Still, overall I felt more welcomed than dominated, because I was allowed to walk around and take pictures and pick up things. I even got pictures with all the guys in the store at the time just for fun. Not only did I learn more and become excited about coming back for more observation, but I had a genuinely good time with the people there. Although, I will have to work on my Ch
inese tattoo words for the future to communicate more effectively with Mr. Wu and his employees and apprentices.
So far from everything else that I have gathered from going to his two stores: one that is pictures and talked about above in Haidian, and one in Wudaokou, I’ve noticed that it is a lot of edgier people than the “typical” Beijinger that I’ve seen walking around. According to this website on the history of tattoos in China: http://www.chinesetattoos.org/history-of-chinese-tattoos, tattoos are still associated with criminal activity and specific minority groups. The website makes that point that tattoos are not as prevalent in Asian socieites as they are in Western societies. From what I have seen, from pictures on Mr. Wu’s website of a lot of white people, and just walking around Beijing, I am inclined to agree that Westerners are more likely to have a tattoo.
All the people associated with the stores: either the artists or apprentices, wear “cool” clothes: ripped jeans, graphic T, bulky necklace, converse shoes, etc. Also a lot of them have tattoos. The people that come in to get tattooed all also have tattoos already and are getting more (at least just from what I have seen). So, it definitely is not a common or mainstream look. Most of the people that I have seen all have a very specific look that is not the typical “in” style style.
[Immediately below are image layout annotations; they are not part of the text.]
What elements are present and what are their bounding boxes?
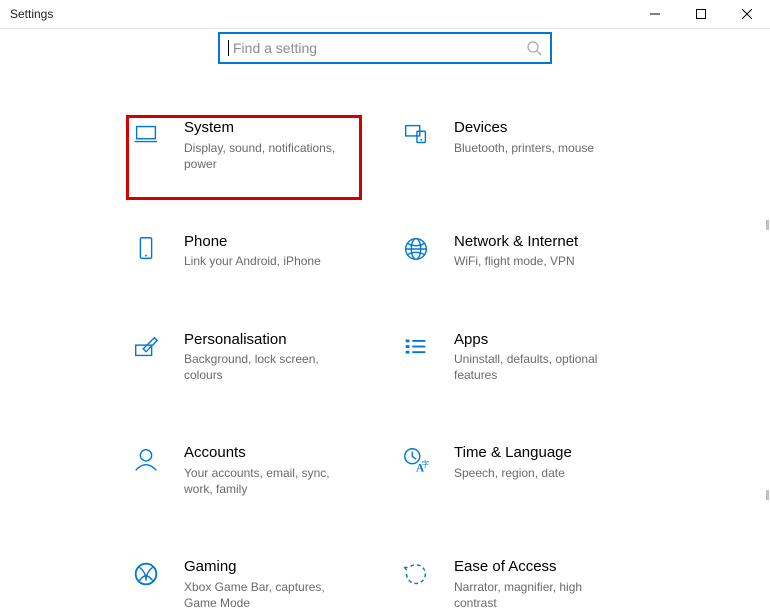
category-accounts[interactable]: Accounts Your accounts, email, sync, wor… bbox=[128, 443, 398, 497]
category-desc: Xbox Game Bar, captures, Game Mode bbox=[184, 579, 344, 609]
window-title: Settings bbox=[0, 7, 53, 21]
window-controls bbox=[632, 0, 770, 27]
category-gaming[interactable]: Gaming Xbox Game Bar, captures, Game Mod… bbox=[128, 557, 398, 609]
category-title: Personalisation bbox=[184, 330, 344, 350]
category-desc: Link your Android, iPhone bbox=[184, 253, 321, 269]
globe-icon bbox=[401, 234, 431, 264]
category-desc: Your accounts, email, sync, work, family bbox=[184, 465, 344, 497]
xbox-icon bbox=[131, 559, 161, 589]
maximize-button[interactable] bbox=[678, 0, 724, 27]
category-time[interactable]: A 字 Time & Language Speech, region, date bbox=[398, 443, 668, 497]
category-devices[interactable]: Devices Bluetooth, printers, mouse bbox=[398, 118, 668, 172]
category-desc: Narrator, magnifier, high contrast bbox=[454, 579, 614, 609]
category-apps[interactable]: Apps Uninstall, defaults, optional featu… bbox=[398, 330, 668, 384]
phone-icon bbox=[131, 234, 161, 264]
category-desc: Speech, region, date bbox=[454, 465, 572, 481]
scrollbar[interactable] bbox=[765, 220, 770, 500]
category-title: Apps bbox=[454, 330, 614, 350]
svg-text:字: 字 bbox=[422, 459, 430, 469]
ease-of-access-icon bbox=[401, 559, 431, 589]
category-personalisation[interactable]: Personalisation Background, lock screen,… bbox=[128, 330, 398, 384]
minimize-icon bbox=[650, 9, 660, 19]
time-language-icon: A 字 bbox=[401, 445, 431, 475]
category-desc: Uninstall, defaults, optional features bbox=[454, 351, 614, 383]
category-desc: Background, lock screen, colours bbox=[184, 351, 344, 383]
laptop-icon bbox=[131, 120, 161, 150]
close-button[interactable] bbox=[724, 0, 770, 27]
category-system[interactable]: System Display, sound, notifications, po… bbox=[128, 118, 398, 172]
category-desc: WiFi, flight mode, VPN bbox=[454, 253, 578, 269]
category-title: Ease of Access bbox=[454, 557, 614, 577]
category-title: System bbox=[184, 118, 344, 138]
person-icon bbox=[131, 445, 161, 475]
minimize-button[interactable] bbox=[632, 0, 678, 27]
search-placeholder: Find a setting bbox=[233, 40, 526, 56]
close-icon bbox=[742, 9, 752, 19]
category-title: Accounts bbox=[184, 443, 344, 463]
category-title: Gaming bbox=[184, 557, 344, 577]
category-ease[interactable]: Ease of Access Narrator, magnifier, high… bbox=[398, 557, 668, 609]
category-network[interactable]: Network & Internet WiFi, flight mode, VP… bbox=[398, 232, 668, 270]
category-title: Phone bbox=[184, 232, 321, 252]
search-input[interactable]: Find a setting bbox=[218, 32, 552, 64]
category-phone[interactable]: Phone Link your Android, iPhone bbox=[128, 232, 398, 270]
list-icon bbox=[401, 332, 431, 362]
category-title: Time & Language bbox=[454, 443, 572, 463]
title-bar: Settings bbox=[0, 0, 770, 28]
maximize-icon bbox=[696, 9, 706, 19]
text-caret bbox=[228, 40, 229, 56]
search-icon bbox=[526, 40, 542, 56]
settings-grid: System Display, sound, notifications, po… bbox=[0, 118, 770, 609]
category-title: Devices bbox=[454, 118, 594, 138]
devices-icon bbox=[401, 120, 431, 150]
paintbrush-icon bbox=[131, 332, 161, 362]
category-title: Network & Internet bbox=[454, 232, 578, 252]
category-desc: Bluetooth, printers, mouse bbox=[454, 140, 594, 156]
category-desc: Display, sound, notifications, power bbox=[184, 140, 344, 172]
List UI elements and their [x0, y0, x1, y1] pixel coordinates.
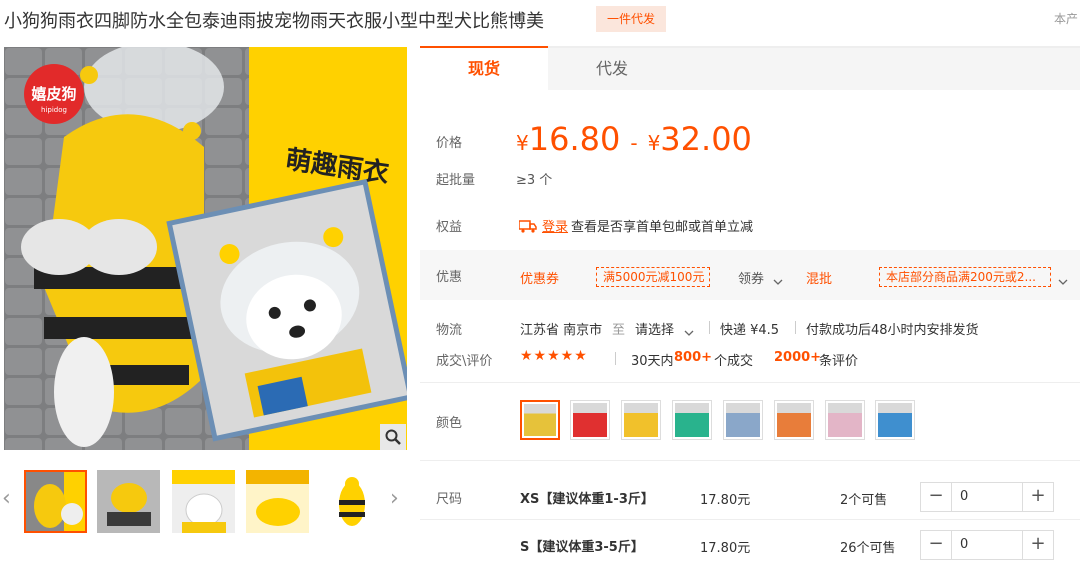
title-row: 小狗狗雨衣四脚防水全包泰迪雨披宠物雨天衣服小型中型犬比熊博美 一件代发 本产	[0, 0, 1080, 40]
thumbnail[interactable]	[246, 470, 309, 533]
color-swatch[interactable]	[875, 400, 915, 440]
deals-label: 成交\评价	[436, 354, 493, 369]
thumbnail[interactable]	[97, 470, 160, 533]
rating-stars: ★★★★★	[520, 348, 588, 364]
chevron-down-icon[interactable]	[773, 271, 783, 290]
zoom-icon[interactable]	[380, 424, 406, 450]
moq-value: ≥3 个	[516, 173, 553, 188]
divider-line	[615, 352, 616, 365]
price-range: ¥16.80- ¥32.00	[516, 120, 752, 158]
reviews-suffix: 条评价	[819, 354, 859, 369]
ship-to-word: 至	[612, 323, 626, 338]
swatch-image	[624, 403, 658, 437]
swatch-image	[726, 403, 760, 437]
thumbnail-strip: ‹ ›	[0, 466, 410, 536]
decrement-button[interactable]: −	[921, 531, 951, 559]
price-high: 32.00	[660, 120, 752, 158]
mix-label: 混批	[806, 272, 833, 287]
main-product-image[interactable]: 嬉皮狗 hipidog 萌趣雨衣	[4, 47, 407, 450]
swatch-image	[878, 403, 912, 437]
section-divider	[420, 460, 1080, 461]
swatch-image	[675, 403, 709, 437]
shipping-note: 付款成功后48小时内安排发货	[806, 323, 979, 338]
size-row: S【建议体重3-5斤】 17.80元 26个可售 − 0 +	[420, 520, 1080, 568]
quantity-stepper: − 0 +	[920, 530, 1054, 560]
currency-symbol: ¥	[516, 131, 529, 155]
divider-line	[795, 321, 796, 334]
currency-symbol: ¥	[647, 131, 661, 155]
increment-button[interactable]: +	[1023, 531, 1053, 559]
thumbnail[interactable]	[320, 470, 383, 533]
destination-select[interactable]: 请选择	[635, 319, 674, 338]
truck-icon	[518, 218, 537, 233]
promo-label: 优惠	[436, 270, 463, 285]
login-link[interactable]: 登录	[542, 216, 568, 235]
color-swatch[interactable]	[621, 400, 661, 440]
price-label: 价格	[436, 136, 463, 151]
mix-tag[interactable]: 本店部分商品满200元或2...	[879, 267, 1051, 287]
color-swatch[interactable]	[570, 400, 610, 440]
size-stock: 26个可售	[840, 541, 896, 556]
thumbnail[interactable]	[24, 470, 87, 533]
section-divider	[420, 382, 1080, 383]
thumb-prev-arrow-icon[interactable]: ‹	[2, 486, 11, 511]
express-fee: 快递 ¥4.5	[720, 323, 780, 338]
tab-dropship[interactable]: 代发	[548, 48, 676, 90]
brand-logo-text: 嬉皮狗	[30, 85, 76, 103]
corner-text: 本产	[1053, 12, 1078, 26]
quantity-input[interactable]: 0	[951, 531, 1023, 559]
thumb-next-arrow-icon[interactable]: ›	[390, 486, 399, 511]
quantity-stepper: − 0 +	[920, 482, 1054, 512]
thumbnail[interactable]	[172, 470, 235, 533]
coupon-tag[interactable]: 满5000元减100元	[596, 267, 710, 287]
deals-count-suffix: 个成交	[714, 354, 754, 369]
quantity-input[interactable]: 0	[951, 483, 1023, 511]
reviews-count[interactable]: 2000+	[774, 350, 821, 365]
deals-count: 800+	[674, 350, 713, 365]
tab-spot[interactable]: 现货	[420, 46, 548, 90]
size-name: XS【建议体重1-3斤】	[520, 492, 654, 507]
get-coupon-button[interactable]: 领券	[738, 268, 764, 287]
ship-from: 江苏省 南京市	[520, 323, 603, 338]
brand-logo-sub: hipidog	[41, 106, 67, 114]
color-swatch[interactable]	[825, 400, 865, 440]
color-swatch[interactable]	[774, 400, 814, 440]
size-stock: 2个可售	[840, 493, 888, 508]
swatch-image	[524, 404, 556, 436]
mode-tabs: 现货 代发	[420, 46, 1080, 90]
color-label: 颜色	[436, 416, 463, 431]
divider-line	[709, 321, 710, 334]
size-name: S【建议体重3-5斤】	[520, 540, 644, 555]
swatch-image	[777, 403, 811, 437]
dropship-badge[interactable]: 一件代发	[596, 6, 666, 32]
logistics-label: 物流	[436, 323, 463, 338]
coupon-label: 优惠券	[520, 272, 560, 287]
deals-prefix: 30天内	[631, 354, 674, 369]
swatch-image	[573, 403, 607, 437]
product-title: 小狗狗雨衣四脚防水全包泰迪雨披宠物雨天衣服小型中型犬比熊博美	[4, 11, 544, 32]
rights-text: 查看是否享首单包邮或首单立减	[571, 220, 754, 235]
price-low: 16.80	[528, 120, 621, 158]
price-separator: -	[630, 131, 638, 155]
color-swatch[interactable]	[672, 400, 712, 440]
moq-label: 起批量	[436, 173, 476, 188]
chevron-down-icon[interactable]	[684, 322, 694, 341]
color-swatch[interactable]	[520, 400, 560, 440]
size-row: XS【建议体重1-3斤】 17.80元 2个可售 − 0 +	[420, 472, 1080, 520]
increment-button[interactable]: +	[1023, 483, 1053, 511]
size-price: 17.80元	[700, 493, 751, 508]
product-photo: 嬉皮狗 hipidog 萌趣雨衣	[4, 47, 407, 450]
swatch-image	[828, 403, 862, 437]
chevron-down-icon[interactable]	[1058, 271, 1068, 290]
size-price: 17.80元	[700, 541, 751, 556]
decrement-button[interactable]: −	[921, 483, 951, 511]
rights-label: 权益	[436, 220, 463, 235]
color-swatch[interactable]	[723, 400, 763, 440]
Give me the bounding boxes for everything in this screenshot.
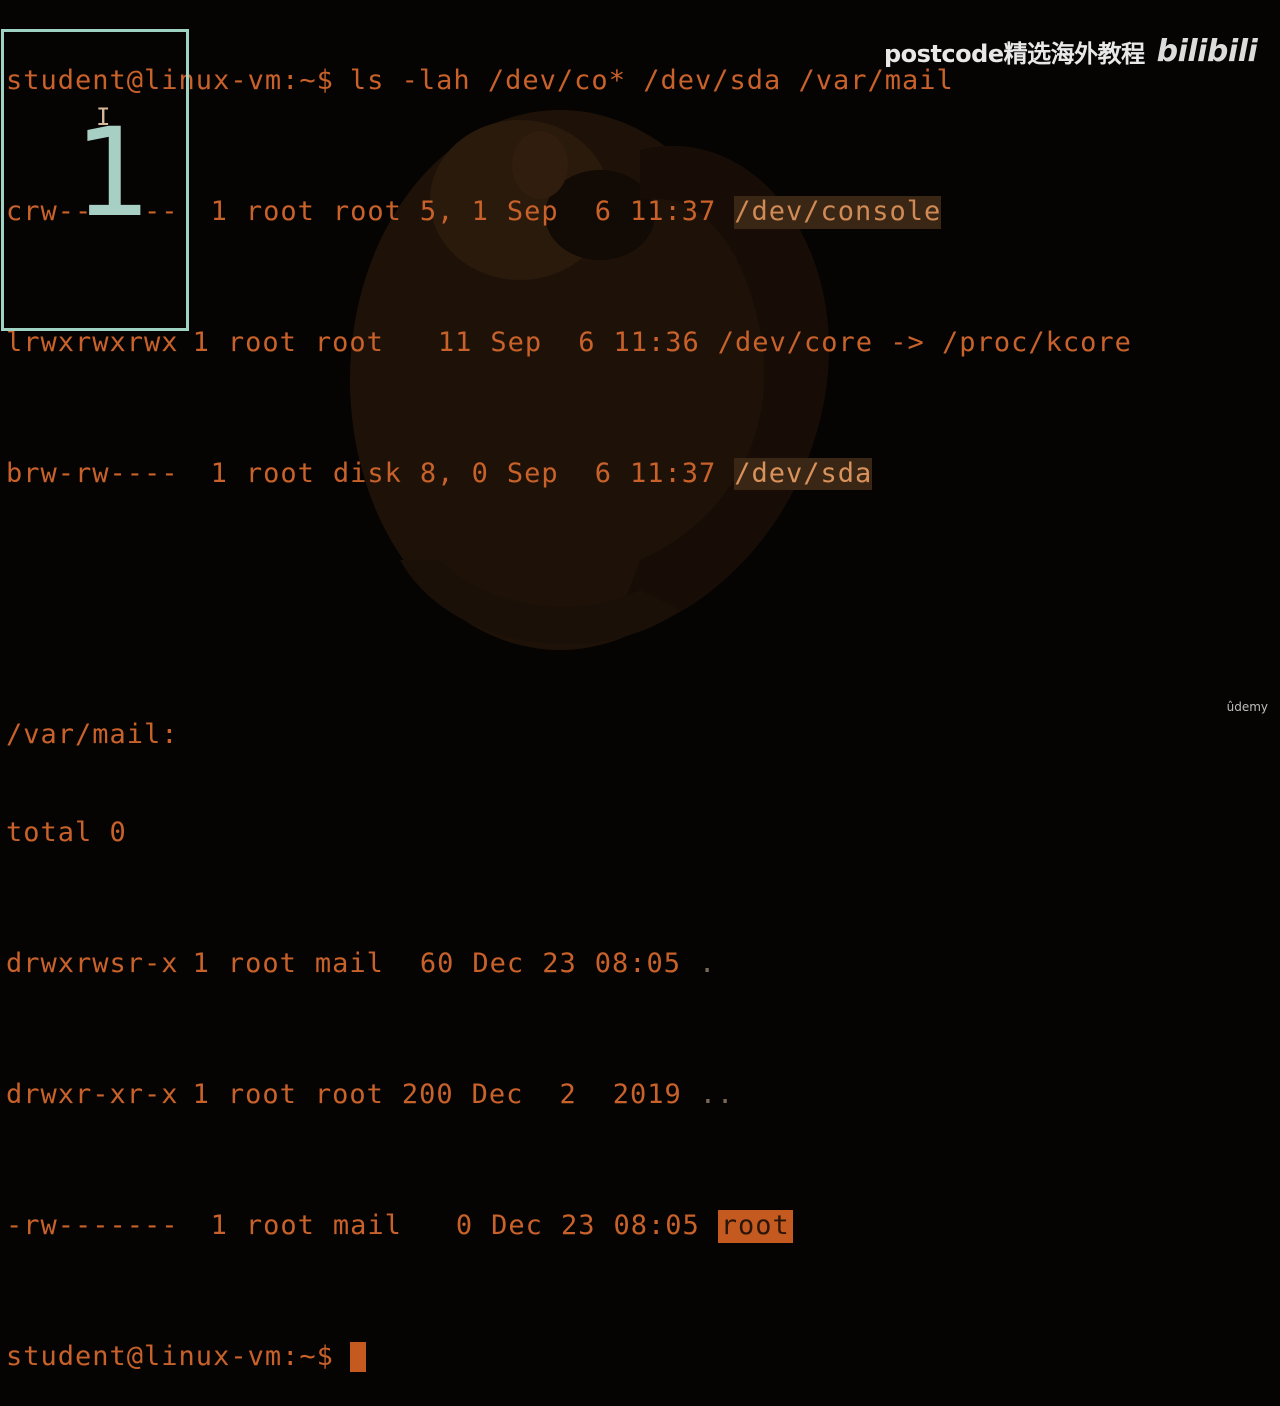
perms: -rw-------	[6, 1209, 179, 1241]
listing-row: brw-rw---- 1 root disk 8, 0 Sep 6 11:37/dev/sda	[6, 457, 1132, 491]
perms: drwxr-xr-x	[6, 1079, 179, 1111]
listing-row: drwxr-xr-x 1 root root 200 Dec 2 2019..	[6, 1079, 1132, 1112]
month: Dec	[491, 1209, 543, 1241]
terminal-cursor	[349, 1341, 366, 1372]
size: 0	[455, 1209, 474, 1241]
group: root	[314, 327, 384, 358]
filename: /dev/core -> /proc/kcore	[717, 327, 1132, 358]
links: 1	[210, 1209, 228, 1241]
listing-row: lrwxrwxrwx 1 root root 11 Sep 6 11:36/dev/core …	[6, 327, 1132, 360]
perms: lrwxrwxrwx	[6, 327, 179, 358]
size: 8, 0	[419, 457, 489, 489]
day: 6	[594, 457, 612, 489]
owner: root	[245, 196, 315, 228]
links: 1	[192, 948, 210, 980]
listing-row: drwxrwsr-x 1 root mail 60 Dec 23 08:05.	[6, 948, 1132, 981]
time: 11:37	[629, 457, 717, 489]
owner: root	[245, 457, 315, 489]
filename: .	[698, 948, 717, 980]
group: root	[314, 1079, 384, 1111]
filename: /dev/console	[734, 196, 942, 229]
group: mail	[314, 948, 384, 980]
month: Sep	[506, 196, 559, 228]
month: Dec	[472, 948, 525, 980]
watermark: postcode精选海外教程 bilibili	[884, 34, 1258, 69]
filename: ..	[699, 1079, 735, 1111]
day: 6	[578, 327, 596, 358]
prompt-line[interactable]: student@linux-vm:~$	[6, 1341, 1132, 1374]
month: Sep	[506, 457, 559, 489]
size: 60	[419, 948, 455, 980]
links: 1	[210, 196, 228, 228]
size: 11	[437, 327, 473, 358]
time: 08:05	[594, 948, 681, 980]
day: 23	[542, 948, 577, 980]
total-line: total 0	[6, 817, 127, 849]
owner: root	[227, 1079, 297, 1111]
owner: root	[227, 327, 297, 358]
owner: root	[245, 1209, 315, 1241]
day: 6	[594, 196, 612, 228]
links: 1	[192, 1079, 210, 1111]
time: 2019	[612, 1079, 682, 1111]
month: Dec	[471, 1079, 524, 1111]
annotation-number: 1	[74, 102, 152, 244]
listing-row: -rw------- 1 root mail 0 Dec 23 08:05 root	[6, 1209, 1132, 1243]
udemy-logo: ûdemy	[1226, 700, 1268, 714]
time: 11:37	[629, 196, 717, 228]
bilibili-logo: bilibili	[1156, 34, 1258, 69]
links: 1	[192, 327, 210, 358]
day: 23	[560, 1209, 596, 1241]
month: Sep	[490, 327, 543, 358]
watermark-text: postcode精选海外教程	[884, 40, 1145, 68]
text-cursor-icon: I	[96, 103, 111, 131]
size: 5, 1	[419, 196, 489, 228]
links: 1	[210, 457, 228, 489]
size: 200	[401, 1079, 454, 1111]
group: root	[332, 196, 402, 228]
time: 11:36	[613, 327, 700, 358]
day: 2	[559, 1079, 577, 1111]
dir-header: /var/mail:	[6, 719, 179, 751]
time: 08:05	[613, 1209, 700, 1241]
filename: /dev/sda	[734, 457, 873, 491]
prompt: student@linux-vm:~$	[6, 1340, 334, 1372]
command-text: ls -lah /dev/co* /dev/sda /var/mail	[349, 65, 954, 97]
perms: drwxrwsr-x	[6, 948, 179, 980]
filename: root	[717, 1209, 793, 1243]
group: disk	[332, 457, 402, 489]
perms: brw-rw----	[6, 457, 179, 489]
group: mail	[332, 1209, 402, 1241]
owner: root	[227, 948, 297, 980]
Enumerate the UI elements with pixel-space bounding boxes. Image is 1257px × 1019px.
Asking around to some of my Chinese friends and my language partner they have all said that they would not get a tattoo the reasons being: “my parents would kill me”,” it’s too permanent”, and most importantly “I couldn’t pull off that look”, or “I don’t want to look like that”. This is different than the US where you can advertisements with models who have tattoos. Where teachers have tattoos. The opinion that I have found so far, is that while it may not be necessarily a bad stereotype to have a tattoo, it is one that is not the norm. This I think is impart due to the past association and still current (to some extent) relevance of violence to tattoos.